Dodds also believes that the five-yearly upward-only rent reviews penalise successful tenants who run a good business and have personally invested in developing premises. This is because rents are based on valuations, which in turn are derived using a multiple of the turnover or profits. So if these increase, the value of the business goes up; and so does the rent. And if a landlord is making less than the pub company expects (they have their own methodology), you can get an increase regardless. This looks like a good each way bet for the pub company and a poor deal for the tenant.  Dodds is in dispute with S&NPE over an increase in rent from £54,000 to £82,000 in 2005, a rise of more than 50 per cent.

Over the past 20 years, pub companies have bought freeholds at high valuations with lots of cheap debt. The problem they now face is that valuations are falling and debt costs have spiralled upwards. This means having to charge tenants higher rents and more for the beer to cover higher debt expenses at a time when the overall economy is faltering.

In the current environment, being a tenant pub landlord is very tough. Rents are high, beer is expensive, costs - such as the minimum wage, utilities and rates - have been rising, and customers are spending less.  Buying a freehold or freehouse is the most attractive option but it is expensive, and requires plenty of hard work and dedication. This is not a career option for someone looking for an easy life.

Tied down by costs

Large companies, such as Punch, Enterprise Inns and the breweries (eg Greene King and Marstons), dominate the pub industry.  These groups own the freeholds and lease pubs to tenant landlords - normally in return for an upfront payment, ongoing rent and an agreement to buy their beers, cider and soft drinks.  Pubs owned by the large pub companies are known as "tied" leaseholds.

Buying a leasehold pub is like buying a business. The lease is valued either on a multiple of the last year's profit or a percentage (between 20 per cent and 30 per cent) of annual turnover.  This valuation will also take into account the fixtures, fittings and stock.

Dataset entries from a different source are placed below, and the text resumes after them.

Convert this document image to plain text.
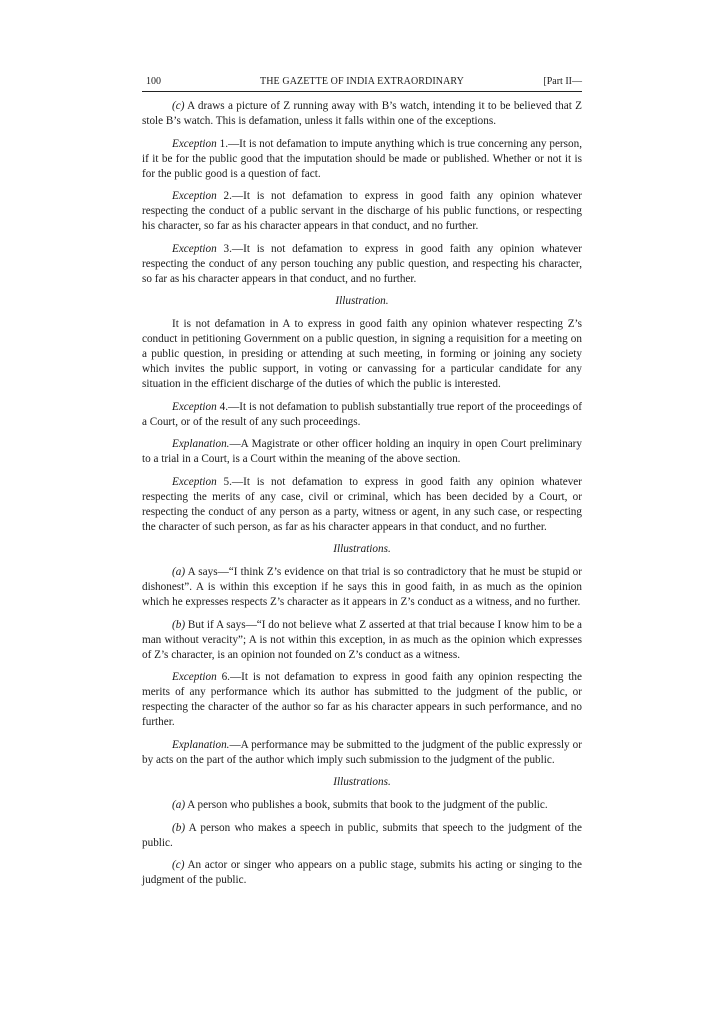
100	THE GAZETTE OF INDIA EXTRAORDINARY	[Part II—

(c) A draws a picture of Z running away with B’s watch, intending it to be believed that Z stole B’s watch. This is defamation, unless it falls within one of the exceptions.

Exception 1.—It is not defamation to impute anything which is true concerning any person, if it be for the public good that the imputation should be made or published. Whether or not it is for the public good is a question of fact.

Exception 2.—It is not defamation to express in good faith any opinion whatever respecting the conduct of a public servant in the discharge of his public functions, or respecting his character, so far as his character appears in that conduct, and no further.

Exception 3.—It is not defamation to express in good faith any opinion whatever respecting the conduct of any person touching any public question, and respecting his character, so far as his character appears in that conduct, and no further.

Illustration.

It is not defamation in A to express in good faith any opinion whatever respecting Z’s conduct in petitioning Government on a public question, in signing a requisition for a meeting on a public question, in presiding or attending at such meeting, in forming or joining any society which invites the public support, in voting or canvassing for a particular candidate for any situation in the efficient discharge of the duties of which the public is interested.

Exception 4.—It is not defamation to publish substantially true report of the proceedings of a Court, or of the result of any such proceedings.

Explanation.—A Magistrate or other officer holding an inquiry in open Court preliminary to a trial in a Court, is a Court within the meaning of the above section.

Exception 5.—It is not defamation to express in good faith any opinion whatever respecting the merits of any case, civil or criminal, which has been decided by a Court, or respecting the conduct of any person as a party, witness or agent, in any such case, or respecting the character of such person, as far as his character appears in that conduct, and no further.

Illustrations.

(a) A says—“I think Z’s evidence on that trial is so contradictory that he must be stupid or dishonest”. A is within this exception if he says this in good faith, in as much as the opinion which he expresses respects Z’s character as it appears in Z’s conduct as a witness, and no further.

(b) But if A says—“I do not believe what Z asserted at that trial because I know him to be a man without veracity”; A is not within this exception, in as much as the opinion which expresses of Z’s character, is an opinion not founded on Z’s conduct as a witness.

Exception 6.—It is not defamation to express in good faith any opinion respecting the merits of any performance which its author has submitted to the judgment of the public, or respecting the character of the author so far as his character appears in such performance, and no further.

Explanation.—A performance may be submitted to the judgment of the public expressly or by acts on the part of the author which imply such submission to the judgment of the public.

Illustrations.

(a) A person who publishes a book, submits that book to the judgment of the public.

(b) A person who makes a speech in public, submits that speech to the judgment of the public.

(c) An actor or singer who appears on a public stage, submits his acting or singing to the judgment of the public.
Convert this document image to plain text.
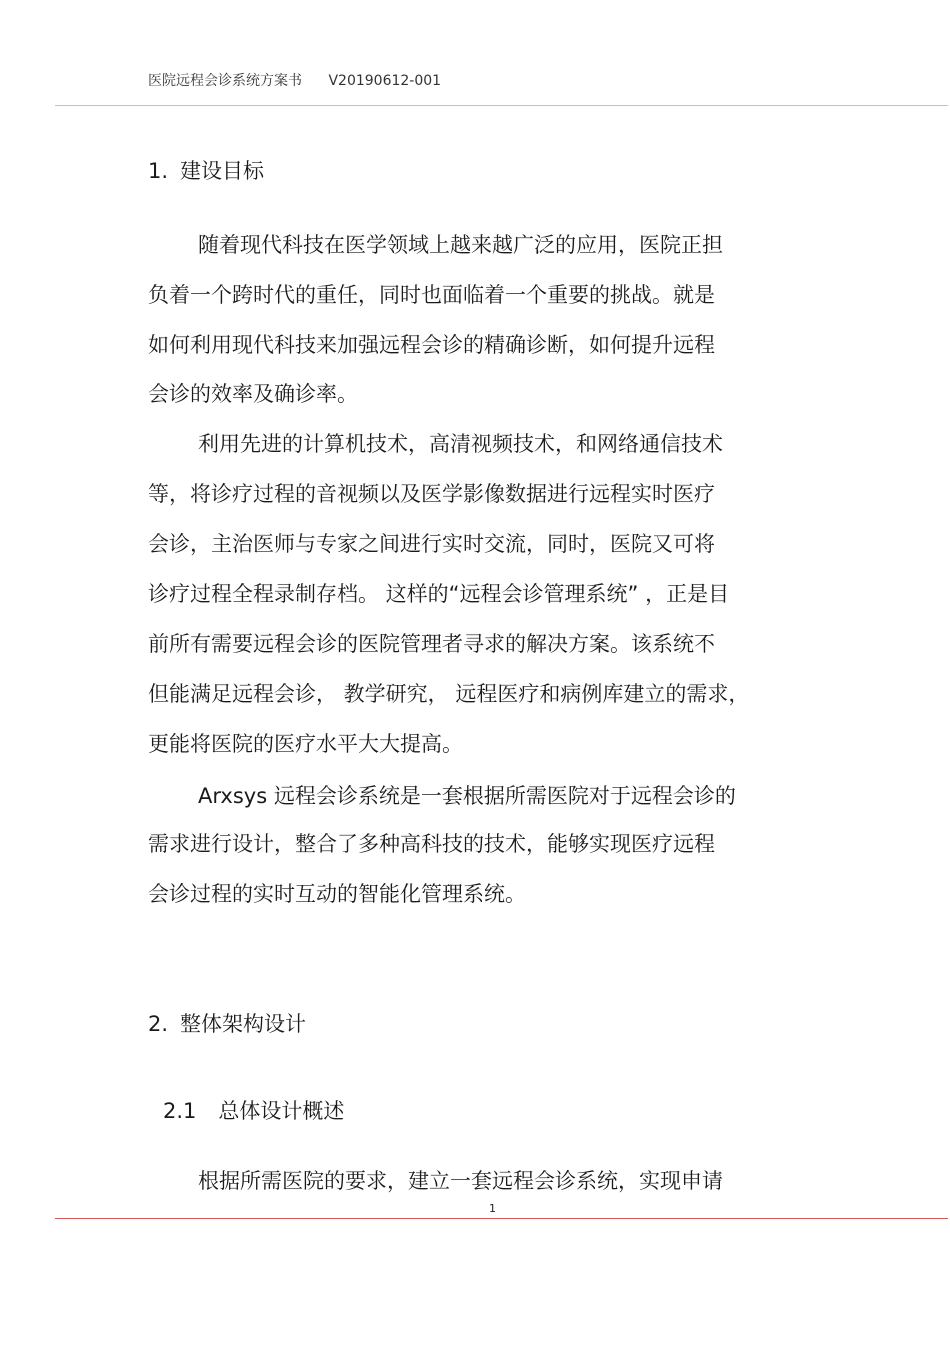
医院远程会诊系统方案书 V20190612-001
1. 建设目标
随着现代科技在医学领域上越来越广泛的应用，医院正担
负着一个跨时代的重任，同时也面临着一个重要的挑战。就是
如何利用现代科技来加强远程会诊的精确诊断，如何提升远程
会诊的效率及确诊率。
利用先进的计算机技术，高清视频技术，和网络通信技术
等，将诊疗过程的音视频以及医学影像数据进行远程实时医疗
会诊，主治医师与专家之间进行实时交流，同时，医院又可将
诊疗过程全程录制存档。 这样的“远程会诊管理系统” ，正是目
前所有需要远程会诊的医院管理者寻求的解决方案。该系统不
但能满足远程会诊， 教学研究， 远程医疗和病例库建立的需求，
更能将医院的医疗水平大大提高。
Arxsys 远程会诊系统是一套根据所需医院对于远程会诊的
需求进行设计，整合了多种高科技的技术，能够实现医疗远程
会诊过程的实时互动的智能化管理系统。
2. 整体架构设计
2.1 总体设计概述
根据所需医院的要求，建立一套远程会诊系统，实现申请
1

The alternative is to buy a freehouse (this can be a leasehold or a freehold, but not tied to a brewery or company).  A freehouse gives the landlord greater operational freedom, in particular the ability to source drinks much more competitively, but requires a much larger up-front capital investment.  Freehouses are usually valued at between one and three times annual revenues.  Prices can be pushed higher if one of the larger pub companies is interested in the purchase - but, at the moment, most of the big chains are constrained by the large amounts of debt on their balance sheets.